A family of doves reside at our cabin in the Sawtooth National Forest. When on our property they spend most of their time observing the bird feeders from the limb of a Lodgepole Pine tree about 75 feet away.
There appear to be six doves that hang around the house. They do not frequent the feeders with the same regularity as the other birds. The doves seem to focus on feeding on the ground near the feeders.
*** Jeff’s Worthless Trivia and Other Thoughts ***
One type of camera and gear that I utilize to photograph wildlife is the Nikon Z9 and Z series of lens. I used the Nikon kit to capture the for this Post images.
The Z9 can capture FULL FRAME 35MM Digital images with 14Bit Color and 45 Megapixels at 20 Frames per second.
So what do those specifications mean from a practical perspective?
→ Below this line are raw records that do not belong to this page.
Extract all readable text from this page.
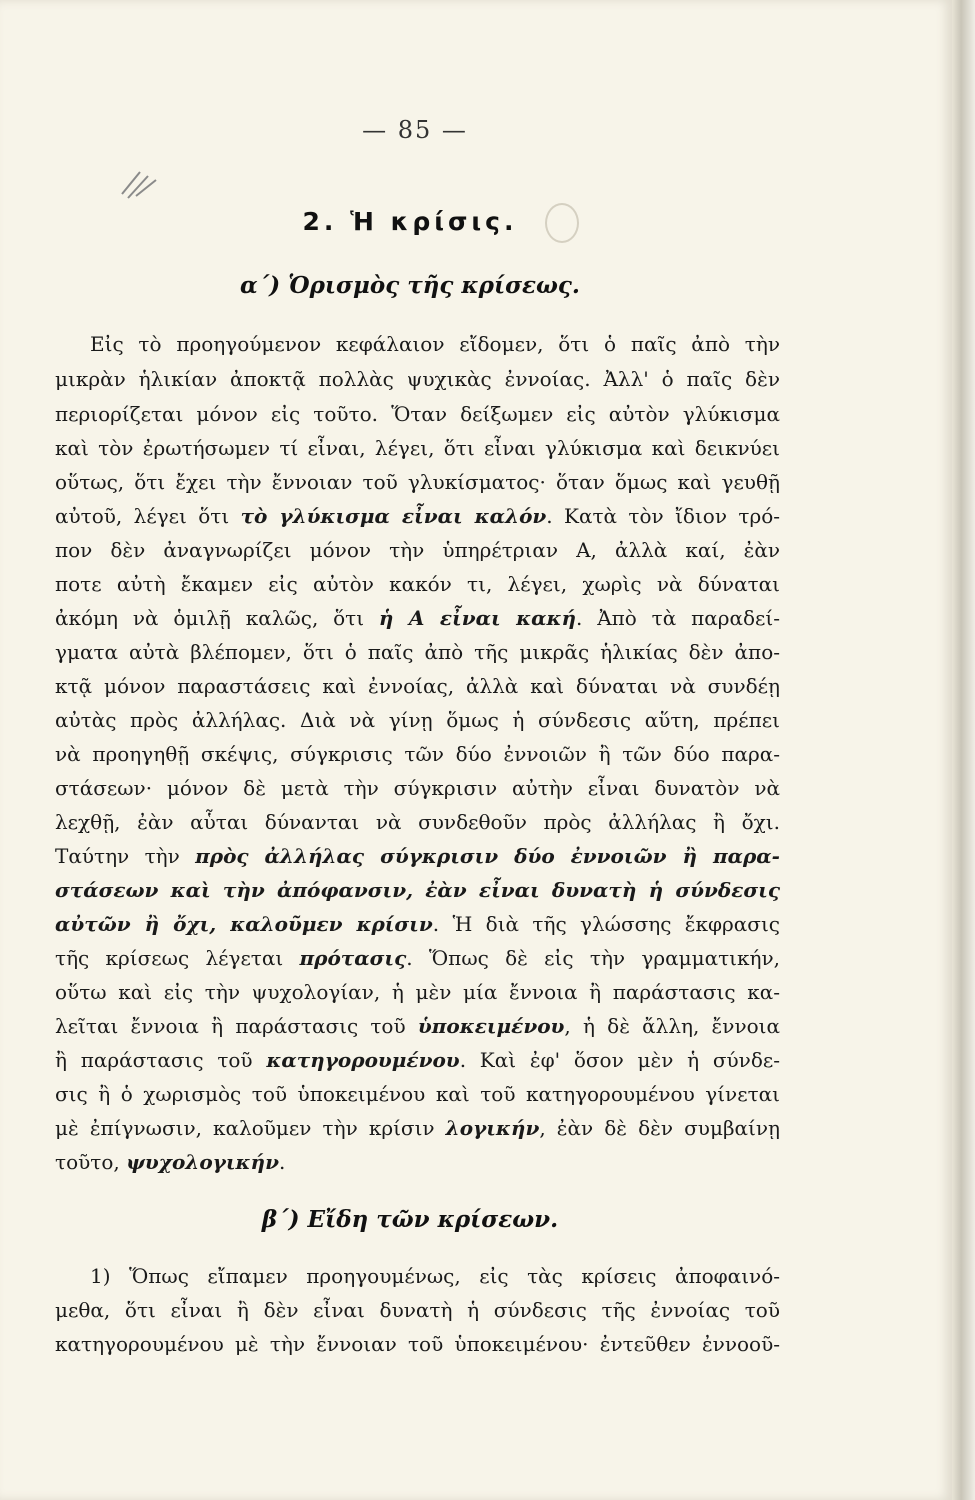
— 85 —
2. Ἡ κρίσις.
α΄) Ὁρισμὸς τῆς κρίσεως.
Εἰς τὸ προηγούμενον κεφάλαιον εἴδομεν, ὅτι ὁ παῖς ἀπὸ τὴν
μικρὰν ἡλικίαν ἀποκτᾷ πολλὰς ψυχικὰς ἐννοίας. Ἀλλ' ὁ παῖς δὲν
περιορίζεται μόνον εἰς τοῦτο. Ὅταν δείξωμεν εἰς αὐτὸν γλύκισμα
καὶ τὸν ἐρωτήσωμεν τί εἶναι, λέγει, ὅτι εἶναι γλύκισμα καὶ δεικνύει
οὕτως, ὅτι ἔχει τὴν ἔννοιαν τοῦ γλυκίσματος· ὅταν ὅμως καὶ γευθῇ
αὐτοῦ, λέγει ὅτι τὸ γλύκισμα εἶναι καλόν. Κατὰ τὸν ἴδιον τρό-
πον δὲν ἀναγνωρίζει μόνον τὴν ὑπηρέτριαν Α, ἀλλὰ καί, ἐὰν
ποτε αὐτὴ ἔκαμεν εἰς αὐτὸν κακόν τι, λέγει, χωρὶς νὰ δύναται
ἀκόμη νὰ ὁμιλῇ καλῶς, ὅτι ἡ Α εἶναι κακή. Ἀπὸ τὰ παραδεί-
γματα αὐτὰ βλέπομεν, ὅτι ὁ παῖς ἀπὸ τῆς μικρᾶς ἡλικίας δὲν ἀπο-
κτᾷ μόνον παραστάσεις καὶ ἐννοίας, ἀλλὰ καὶ δύναται νὰ συνδέῃ
αὐτὰς πρὸς ἀλλήλας. Διὰ νὰ γίνῃ ὅμως ἡ σύνδεσις αὕτη, πρέπει
νὰ προηγηθῇ σκέψις, σύγκρισις τῶν δύο ἐννοιῶν ἢ τῶν δύο παρα-
στάσεων· μόνον δὲ μετὰ τὴν σύγκρισιν αὐτὴν εἶναι δυνατὸν νὰ
λεχθῇ, ἐὰν αὗται δύνανται νὰ συνδεθοῦν πρὸς ἀλλήλας ἢ ὄχι.
Ταύτην τὴν πρὸς ἀλλήλας σύγκρισιν δύο ἐννοιῶν ἢ παρα-
στάσεων καὶ τὴν ἀπόφανσιν, ἐὰν εἶναι δυνατὴ ἡ σύνδεσις
αὐτῶν ἢ ὄχι, καλοῦμεν κρίσιν. Ἡ διὰ τῆς γλώσσης ἔκφρασις
τῆς κρίσεως λέγεται πρότασις. Ὅπως δὲ εἰς τὴν γραμματικήν,
οὕτω καὶ εἰς τὴν ψυχολογίαν, ἡ μὲν μία ἔννοια ἢ παράστασις κα-
λεῖται ἔννοια ἢ παράστασις τοῦ ὑποκειμένου, ἡ δὲ ἄλλη, ἔννοια
ἢ παράστασις τοῦ κατηγορουμένου. Καὶ ἐφ' ὅσον μὲν ἡ σύνδε-
σις ἢ ὁ χωρισμὸς τοῦ ὑποκειμένου καὶ τοῦ κατηγορουμένου γίνεται
μὲ ἐπίγνωσιν, καλοῦμεν τὴν κρίσιν λογικήν, ἐὰν δὲ δὲν συμβαίνῃ
τοῦτο, ψυχολογικήν.
β΄) Εἴδη τῶν κρίσεων.
1) Ὅπως εἴπαμεν προηγουμένως, εἰς τὰς κρίσεις ἀποφαινό-
μεθα, ὅτι εἶναι ἢ δὲν εἶναι δυνατὴ ἡ σύνδεσις τῆς ἐννοίας τοῦ
κατηγορουμένου μὲ τὴν ἔννοιαν τοῦ ὑποκειμένου· ἐντεῦθεν ἐννοοῦ-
It means high resolution images of the mourning doves with terrific color, and depth of field can be captured in a blink of their eyes.
Specifically for this shoot I used the Nikon Z9 camera and the Nikon Z 400MM f/2.8, Nikon Z 560 MM f/4, and Nikon Z 800MM f/6.3 Prime lens’.
I photographed the birds in the early morning with the sun behind me to my left.
The camera is located about 150 feet from the birds.
I photographed with a Gitzo carbon-fiber Tripod.
I photographed with an Arca Swiss C1 Cube Head. I used an Arca Swiss foot to replace the non Arca Swiss foot provided by Nikon. The foot was placed on the Lens not on the camera body
I photographed at the camera and at times hidden from the birds view utlizing a remote trigger (PocketWizard PLUS IIIe with additional 10 PIN cable required for use with Nikon’s).
I photographed configuring the camera manually for its settings. I sometimes use the extremely powerful setting combinations offered with the Z9. However, more often than not, I like full control of the specific aspects and not ranges.
Depending on the light, the lens, and how much I thought the birds would move is used the following settings during the shoot:
Aperture: F/4.5 to f/11
Speed: 1/1250th of a second to 1/4000 of a second
ISO: 400 to 800
Focus: Single Point and 3 dimensional tracking for Wildlife.
What did I use the most? F/8, 1/3200 ISO 640 and Single Point.